Beek – Beautiful Endings
Coming in at the sharper end of hazy, Beek’s new EP gives you everything a fan of 31st Century Vogue could hope for. The lead track Newport is the stand out, Beek’s submerged rhythms, aggression filtered down into a menacing sleaze, sitting as a murky bed for his sex pest vocals. This is dance music as it’s meant to be – innovative and complex, alien to outsiders, immense to fans. The snare smash that was such a feature of vogue is used minimally, and with crushing effect on How Many Licks – but there’s not a single higgety-higgety-ha! sample to be heard through the EP; as UK grime producers pick over vogue signifiers of years back, Beek has moved way forward. On closing track Drive he drops down into pure RnB crooning over a beat made from the sparsest of parts – an 808 kick, a groan and a snare slap. The whole is EP is weird, dislocated and spikey, and it sounds like Beek’s been going through some shit breakups – although based on the quality here, his anger is our gain.
Future – Wicked
So whilst I don’t usually post major label business on here, this tune is too sick not to mention. Taken from Future’s heavy (and free) Purple Reign mixtape, this is Future and producer Metro Boomin delivering pure club smashing bad vibes. The strings wail like sirens, the march of the bass and drums is relentless and Future opens by chanting “wicked, wicked, wicked” like he’s some sort of rap Mephistopheles. There’s not a moment wasted, to the point that every single hi hat hit counts for something. I’d love to hear some UK MCs jump on this as it’s as grimey a beat as I’ve heard the South make such Still Tippin – although I doubt anyone is gonna kill it like Future. The speed Future – and other ATL movers such as Young Thug – are churning out mixtapes of album quality is taking the piss out of the whole industry. Too good.
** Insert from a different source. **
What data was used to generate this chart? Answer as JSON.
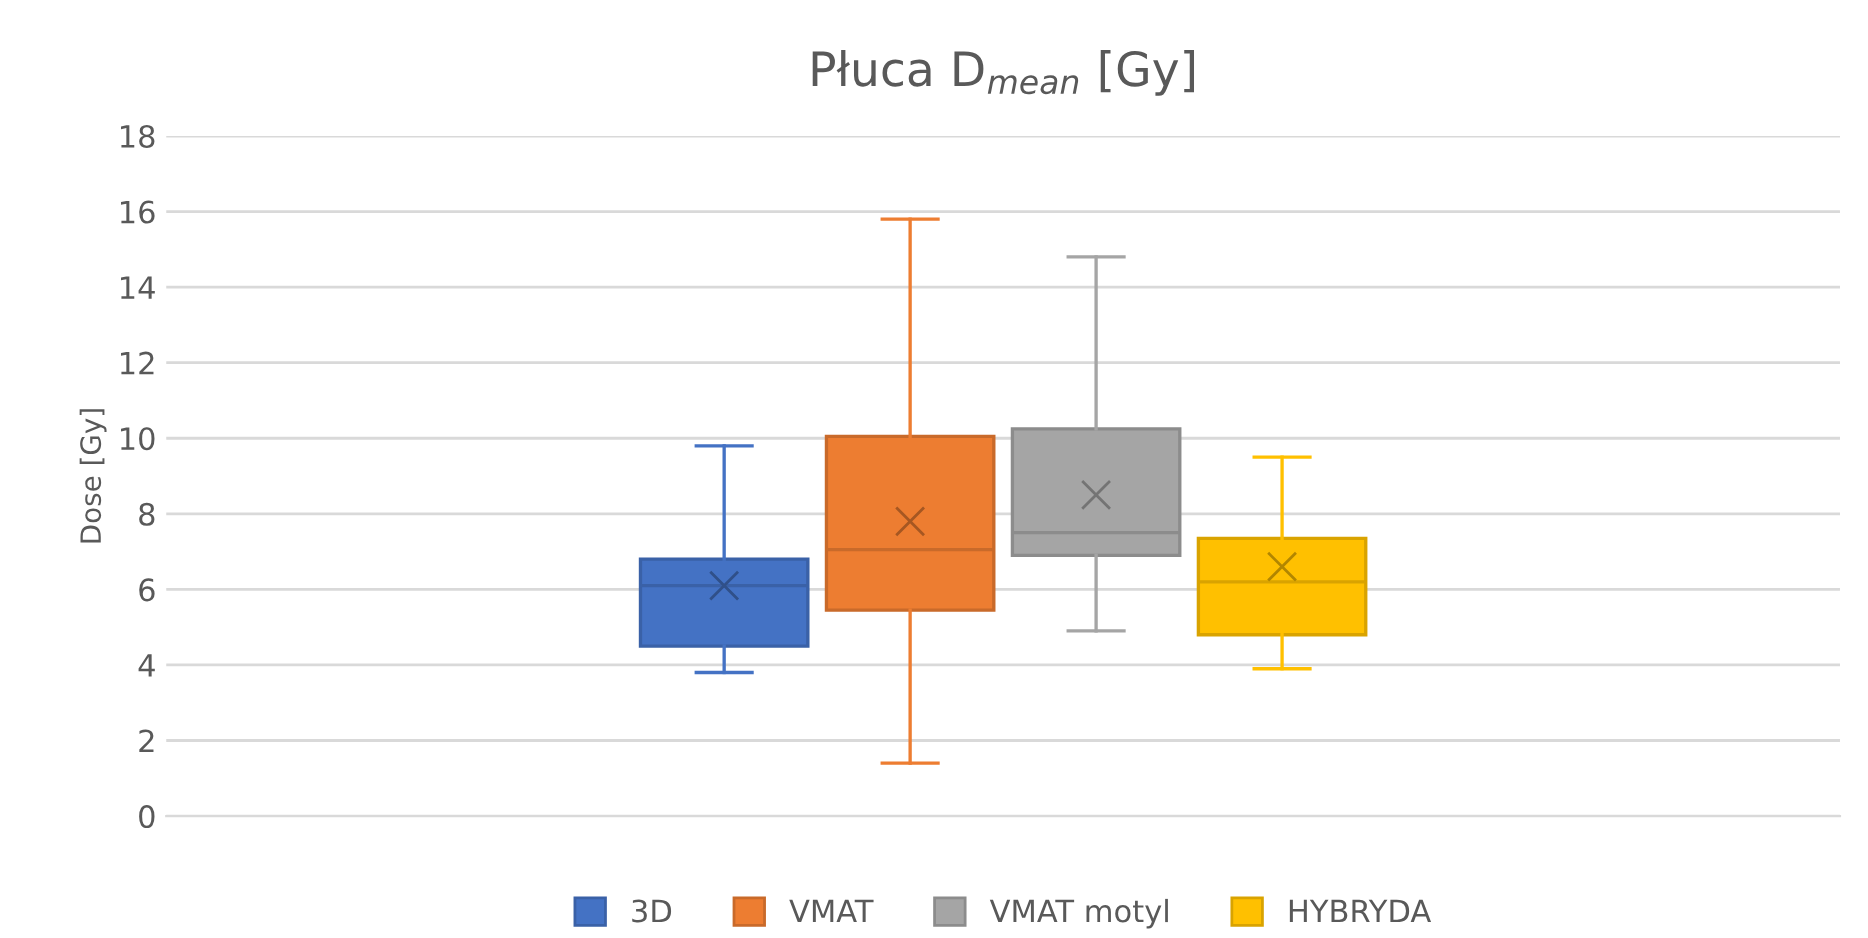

Slug Christ – Sometimes Even the Moonlight Hurts My Eyes
Sticking in Atlanta – which is the centre of the world rn as far as I care – Slug Christ has bought a new EP out, and it’s typically awkward, existential trap for Martians. I saw Slugga play in New York over the weekend – by 'saw him play', I mean I saw him perform one track which pushed the venue into complete madness. I could have done with a few more, but fuck it, better to kill it and go than outstay your welcome. Anyway, the point is, he hasn’t died yet – not something that was a given a few months back when, according to his twitter timeline anyway, his battles with personal demons were threatening to spill over. Instead he seems to be throwing himself into making sick music, which can only be a good thing. Production is coming from EVK95, aka Lil Diamond, part of the 808 Mafia family – as such, whilst the beats are still full of strange, sparkly space synths, they also have a tighter bottom end than some of Sluggas other releases – basically the tracks knock hard. Slug’s not everyone’s cup of tea – although whoever thought that stream-of-consciousness freak rap was, but once you get into him, he’s got you good – Sometimes Even the Moonlight Hurts My Eyes seems as good a jump on point as any.